The U.S. Supreme Court twice turned back appeals from Kevorkian, in 2002, when he argued that his prosecution was unconstitutional, and in 2004, when he claimed he had ineffective representation.
In an interview at the time Kevorkian was released from prison, Youk’s brother Terrence said his brother received “a medical service that was requested and, from my point of view, compassionately provided by Jack. It should not be a crime.”
But Tina Allerellie became a fierce critic after her 34-year-old sister, Karen Shoffstall, turned to Kevorkian in 1997. She said in 2007 that Shoffstall, who suffered from multiple sclerosis, was struggling with depression and fear but could have lived for years longer.
“(Kevorkian’s) intent, I believe, has always been to gain notoriety,” Allerellie said.
Born in 1928, in the Detroit suburb of Pontiac, Kevorkian graduated from the University of Michigan’s medical school in 1952 and became a pathologist.
Kevorkian said he first became interested in euthanasia during his internship year when he watched a middle-aged woman die of cancer. She was so emaciated, her sagging, discolored skin “covered her bones like a cheap, wrinkled frock,” Kevorkian wrote.
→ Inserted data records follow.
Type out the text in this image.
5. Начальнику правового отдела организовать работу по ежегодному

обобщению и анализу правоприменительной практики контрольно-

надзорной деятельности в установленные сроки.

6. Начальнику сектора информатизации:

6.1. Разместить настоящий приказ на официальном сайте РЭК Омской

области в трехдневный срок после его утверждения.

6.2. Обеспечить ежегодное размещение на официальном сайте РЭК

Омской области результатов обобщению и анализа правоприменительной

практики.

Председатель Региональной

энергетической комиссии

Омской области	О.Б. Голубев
After building a suicide device in 1989 from parts he found in flea markets, he sought his first assisted-suicide candidate by placing advertisements in local newspapers. Newspaper and TV interviews brought more attention.
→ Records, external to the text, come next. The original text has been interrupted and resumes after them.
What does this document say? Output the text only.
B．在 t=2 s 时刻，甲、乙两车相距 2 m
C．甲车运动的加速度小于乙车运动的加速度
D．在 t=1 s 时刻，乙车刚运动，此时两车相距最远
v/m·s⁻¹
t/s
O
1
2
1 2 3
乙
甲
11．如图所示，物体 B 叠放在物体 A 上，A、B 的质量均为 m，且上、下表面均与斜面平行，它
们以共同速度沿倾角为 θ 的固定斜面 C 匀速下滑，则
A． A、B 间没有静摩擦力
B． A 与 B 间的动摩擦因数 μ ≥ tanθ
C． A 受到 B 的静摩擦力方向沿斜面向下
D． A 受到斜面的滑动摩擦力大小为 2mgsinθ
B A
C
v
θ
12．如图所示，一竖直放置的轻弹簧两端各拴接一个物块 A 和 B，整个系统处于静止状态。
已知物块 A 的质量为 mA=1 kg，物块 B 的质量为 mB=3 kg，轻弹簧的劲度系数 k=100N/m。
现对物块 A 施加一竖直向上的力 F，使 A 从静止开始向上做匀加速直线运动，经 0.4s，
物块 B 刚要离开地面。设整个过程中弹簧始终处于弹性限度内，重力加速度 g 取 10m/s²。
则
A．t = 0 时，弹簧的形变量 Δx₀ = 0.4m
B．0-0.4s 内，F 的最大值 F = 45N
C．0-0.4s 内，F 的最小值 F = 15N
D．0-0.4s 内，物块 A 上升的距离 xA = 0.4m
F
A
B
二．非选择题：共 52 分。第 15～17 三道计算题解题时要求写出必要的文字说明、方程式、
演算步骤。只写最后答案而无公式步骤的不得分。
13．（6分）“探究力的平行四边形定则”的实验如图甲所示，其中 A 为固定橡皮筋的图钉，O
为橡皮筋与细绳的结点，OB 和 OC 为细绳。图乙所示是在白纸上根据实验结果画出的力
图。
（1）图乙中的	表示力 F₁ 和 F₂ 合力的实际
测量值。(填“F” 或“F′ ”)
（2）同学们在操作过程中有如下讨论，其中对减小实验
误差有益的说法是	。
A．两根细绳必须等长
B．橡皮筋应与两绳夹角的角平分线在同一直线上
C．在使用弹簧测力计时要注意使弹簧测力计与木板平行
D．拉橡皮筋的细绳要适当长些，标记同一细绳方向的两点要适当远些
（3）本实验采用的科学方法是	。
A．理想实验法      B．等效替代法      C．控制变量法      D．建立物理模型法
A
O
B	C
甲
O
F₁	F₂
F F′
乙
On June 4, 1990, he drove his van to a secluded park north of Detroit. After Janet Adkins, 54, of Portland, Ore., met him there, he inserted a needle into her arm and, when she was ready, she flipped the switch that released a lethal flow of drugs.
He later switched from his device to canisters of carbon monoxide, again insisting patients took the final step by removing a clamp that released the flow of deadly gas to the face mask.
Kevorkian’s fame — or notoriety — made him fodder for late-night comedians’ monologues and sitcoms. His name became cultural shorthand for jokes about hastening the end of life.
Even admirers couldn’t resist. Adam Mazer, the Emmy-winning writer for “You Don’t Know Jack,” got off one of the best lines of the 2010 Emmy telecast.
“I’m grateful you’re my friend,” Mazer said, looking out at Kevorkian. “I’m even more grateful you’re not my physician.”
When asked in 2010 how his own epitaph should read, Kevorkian said it should reflect what he believes to be his “real virtue.
“I am quite honest. I have trouble lying. I don’t like people who lie.”